Rabbitbrush Rambler: Conservation on a landscape scale
Contrary to what we might suppose from reading gossip magazines and political news, there really are some wealthy people who value things such as science and the environment. Such people use their money, energy, and intelligence for remedying problems instead of creating them.
We could use more individuals of that sort, and we have one right here, although his office happens to be in New York City. He is a billionaire hedge-fund manager who is actively participating in large-scale conservation efforts in the San Luis Valley and in several other places beyond our own region.
Louis Moore Bacon has earned a National Audubon Society award in recognition of his efforts, but that is just a small part of his story. Take a look at his website for an introduction to Bacon and his Moore Charitable Foundation.
There you will find his blogs which tell about his project in North Carolina that is addressing toxic pollution caused by intensive animal feeding. Another is seashore protection. In northern New Mexico, where he acquired Taos Ski Valley, forest health is on tap for attention. He supports the Rio Grande Water Fund. He supports the Sangre de Cristo Conservation Area.
When Bacon purchased Forbes interests in Blanca Trinchera Ranch on the east side of the San Luis Valley, he donated a conservation easement of 76,000 acres to the U.S. Fish and Wildlife Service. Later he increased the easement to a total of 166,000 acres that never can be developed and will protect wildlife.
In the Valley we often hear about conservation easements, which are generously created on rural farms and ranches with property boundaries that permanently protect specific lands and resources in their scattered parcels. Bacon’s easement differs by being on a landscape scale that is part of the large natural wildlife corridor in the Sangre de Cristo Range, without the spatial gaps that usually occur elsewhere.
Consider that Bacon’s property links with Rio Grande National Forest land. Just around the corner lies Sand Dunes National Park and Preserve, and on the other side of the range is San Isabel National Forest. In addition, I have read recently about a proposal to protect public land in the Sangre de Cristo Creek area.
All in all, these lands provide increasingly rare, natural conditions for wildlife. Too often, human activities such as subdivisions and cities, industries and highways alter or completely block wildlife migration and have other adverse impacts.

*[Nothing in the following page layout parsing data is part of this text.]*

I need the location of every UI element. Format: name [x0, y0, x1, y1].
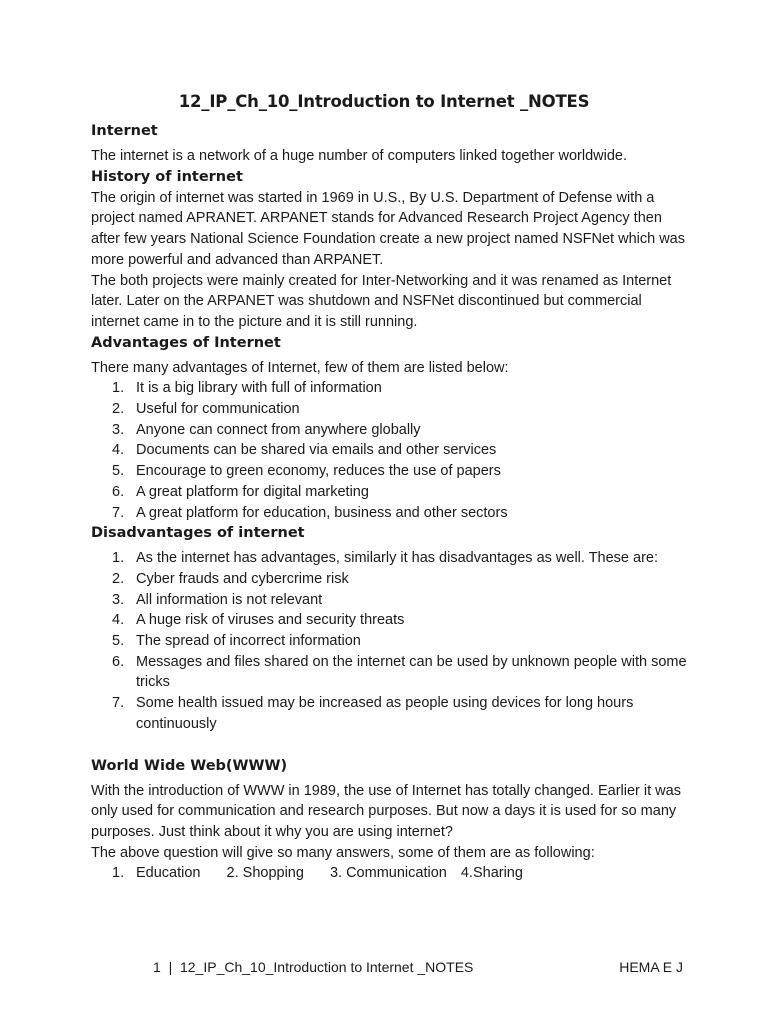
section-heading-internet: Internet — [91, 123, 158, 139]
list-item: 3. All information is not relevant — [112, 591, 323, 608]
footer-author: HEMA E J — [619, 959, 683, 975]
advantages-list — [91, 378, 691, 523]
list-item: 4. A huge risk of viruses and security threats — [112, 612, 405, 629]
list-item: 7. Some health issued may be increased as people using devices for long hours continuously — [112, 695, 634, 732]
advantages-intro: There many advantages of Internet, few of them are listed below: — [91, 359, 509, 376]
disadvantages-list — [91, 548, 691, 734]
section-heading-history: History of internet — [91, 168, 243, 185]
www-uses-number: 1. — [112, 865, 125, 882]
list-item: 7. A great platform for education, business and other sectors — [112, 504, 508, 521]
list-item: 5. Encourage to green economy, reduces the use of papers — [112, 463, 501, 480]
www-use-education: Education — [136, 865, 201, 882]
section-heading-www: World Wide Web(WWW) — [91, 757, 288, 774]
www-use-shopping: 2. Shopping — [226, 865, 304, 882]
section-heading-advantages: Advantages of Internet — [91, 334, 281, 351]
list-item: 4. Documents can be shared via emails and other services — [112, 442, 497, 459]
document-title: 12_IP_Ch_10_Introduction to Internet _NOTES — [178, 92, 590, 111]
www-paragraph-2: The above question will give so many answers, some of them are as following: — [91, 844, 595, 861]
document-body — [91, 121, 691, 884]
list-item: 6. A great platform for digital marketing — [112, 483, 369, 500]
www-uses-list — [91, 863, 691, 884]
www-use-communication: 3. Communication — [329, 865, 447, 882]
list-item: 6. Messages and files shared on the internet can be used by unknown people with some tricks — [112, 653, 687, 691]
internet-paragraph: The internet is a network of a huge number of computers linked together worldwide. — [91, 148, 627, 164]
footer-page-label: 1 | 12_IP_Ch_10_Introduction to Internet _NOTES — [153, 959, 474, 975]
www-paragraph-1: With the introduction of WWW in 1989, the use of Internet has totally changed. Earlier it was only used for communication and research purposes. But now a days it is used for so many purposes. Just think about it why you are using internet? — [91, 782, 681, 840]
www-use-sharing: 4.Sharing — [460, 865, 523, 882]
history-paragraph-2: The both projects were mainly created for Inter-Networking and it was renamed as Internet later. Later on the ARPANET was shutdown and NSFNet discontinued but commercial internet came in to the picture and it is still running. — [91, 272, 672, 330]
section-heading-disadvantages: Disadvantages of internet — [91, 525, 305, 542]
list-item: 2. Useful for communication — [112, 401, 300, 418]
list-item: 5. The spread of incorrect information — [112, 633, 361, 650]
list-item: 1. As the internet has advantages, similarly it has disadvantages as well. These are: — [112, 550, 659, 567]
history-paragraph-1: The origin of internet was started in 1969 in U.S., By U.S. Department of Defense with a project named APRANET. ARPANET stands for Advanced Research Project Agency then after few years National Science Foundation create a new project named NSFNet which was more powerful and advanced than ARPANET. — [91, 189, 685, 268]
list-item: 2. Cyber frauds and cybercrime risk — [112, 570, 349, 587]
list-item: 3. Anyone can connect from anywhere globally — [112, 421, 421, 438]
list-item: 1. It is a big library with full of information — [112, 380, 382, 397]
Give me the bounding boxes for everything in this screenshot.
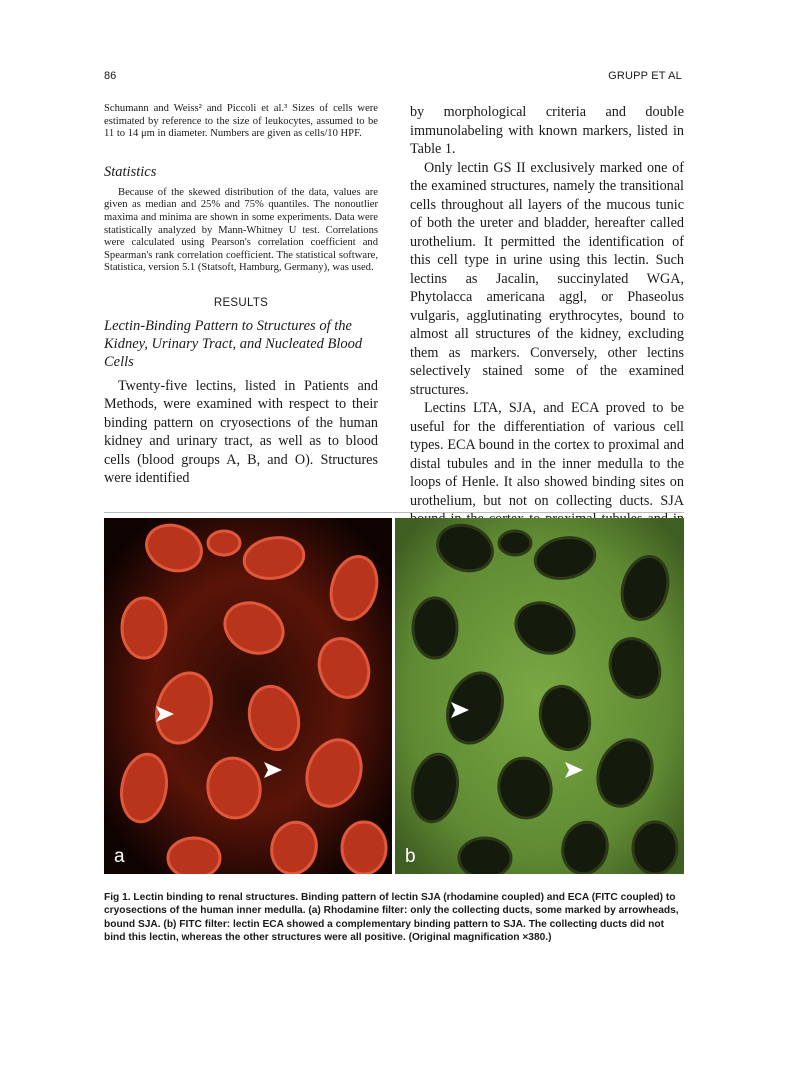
right-paragraph-2: Only lectin GS II exclusively marked one of the examined structures, namely the transitional cells throughout all layers of the mucous tunic of both the ureter and bladder, hereafter called urothelium. It permitted the identification of this cell type in urine using this lectin. Such lectins as Jacalin, succinylated WGA, Phytolacca americana aggl, or Phaseolus vulgaris, agglutinating erythrocytes, bound to almost all structures of the kidney, excluding them as markers. Conversely, other lectins selectively stained some of the examined structures. — [410, 159, 684, 398]
collecting-duct — [499, 531, 531, 555]
panel-a-label: a — [114, 846, 125, 867]
collecting-duct — [122, 598, 166, 658]
results-paragraph: Twenty-five lectins, listed in Patients and Methods, were examined with respect to their binding pattern on cryosections of the human kidney and urinary tract, as well as to blood cells (blood groups A, B, and O). Structures were identified — [104, 377, 378, 487]
running-head: GRUPP ET AL — [608, 70, 682, 82]
results-subheading: Lectin-Binding Pattern to Structures of the Kidney, Urinary Tract, and Nucleated Blood Cells — [104, 317, 363, 370]
intro-paragraph: Schumann and Weiss² and Piccoli et al.³ Sizes of cells were estimated by reference to the size of leukocytes, assumed to be 11 to 14 μm in diameter. Numbers are given as cells/10 HPF. — [104, 103, 378, 140]
collecting-duct — [168, 838, 220, 874]
collecting-duct — [342, 822, 386, 874]
figure-top-rule — [104, 512, 684, 513]
page-number: 86 — [104, 70, 117, 82]
figure-caption: Fig 1. Lectin binding to renal structures. Binding pattern of lectin SJA (rhodamine coupled) and ECA (FITC coupled) to cryosections of the human inner medulla. (a) Rhodamine filter: only the collecting ducts, some marked by arrowheads, bound SJA. (b) FITC filter: lectin ECA showed a complementary binding pattern to SJA. The collecting ducts did not bind this lectin, whereas the other structures were all positive. (Original magnification ×380.) — [104, 892, 679, 944]
statistics-heading: Statistics — [104, 163, 157, 180]
panel-b-label: b — [405, 846, 416, 867]
collecting-duct — [459, 838, 511, 874]
figure-panel-b — [395, 518, 684, 874]
right-paragraph-1: by morphological criteria and double immunolabeling with known markers, listed in Table 1. — [410, 104, 684, 157]
collecting-duct — [413, 598, 457, 658]
fitc-micrograph — [395, 518, 684, 874]
results-heading: RESULTS — [213, 296, 269, 309]
collecting-duct — [208, 531, 240, 555]
rhodamine-micrograph — [104, 518, 392, 874]
right-paragraph-3: Lectins LTA, SJA, and ECA proved to be useful for the differentiation of various cell types. ECA bound in the cortex to proximal and distal tubules and in the inner medulla to the loops of Henle. It also showed binding sites on urothelium, but not on collecting ducts. SJA — [410, 400, 684, 509]
statistics-paragraph: Because of the skewed distribution of the data, values are given as median and 25% and 75% quantiles. The nonoutlier maxima and minima are shown in some experiments. Data were statistically analyzed by Mann-Whitney U test. Correlations were calculated using Pearson's correlation coefficient and Spearman's rank correlation coefficient. The statistical software, Statistica, version 5.1 (Statsoft, Hamburg, Germany), was used. — [104, 186, 378, 274]
figure-panel-a — [104, 518, 392, 874]
left-column — [104, 103, 378, 488]
collecting-duct — [633, 822, 677, 874]
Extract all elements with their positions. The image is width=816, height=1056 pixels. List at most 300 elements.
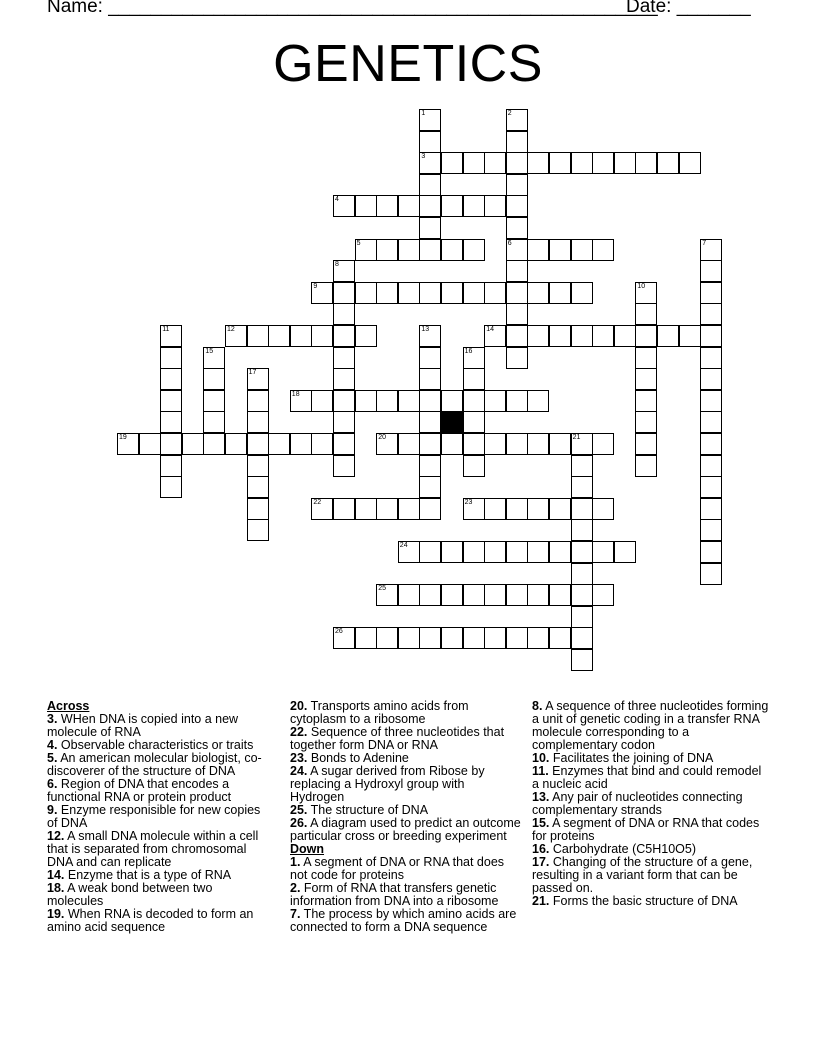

(I am resisting the urge to express expletives about Trump’s proposal of an obscene 30-foot-high border wall, which, if it were constructed, would block plants and wildlife from migration. Granted, birds could fly over a wall, insects could crawl up it, and marine life could move around it, but what about other parts of formerly natural ecosystems? As Robert Frost was saying in his poem “Mending Wall,” before I built a wall I would want to know what I was walling in and what I was walling out.)
Now, taking a leap in another direction, ASU’s Fort Massachusetts Field School will be conducted again this summer on Bacon’s property. This program again will be advancing historical archaeology, promoting ASU’s educational program, and receiving incidental benefits from the ranch’s resources.
Such activities are in harmony with the objectives of Bacon’s foundation, which are sustainable economic activity, social responsibility, and transparency. We could use more billionaires like him.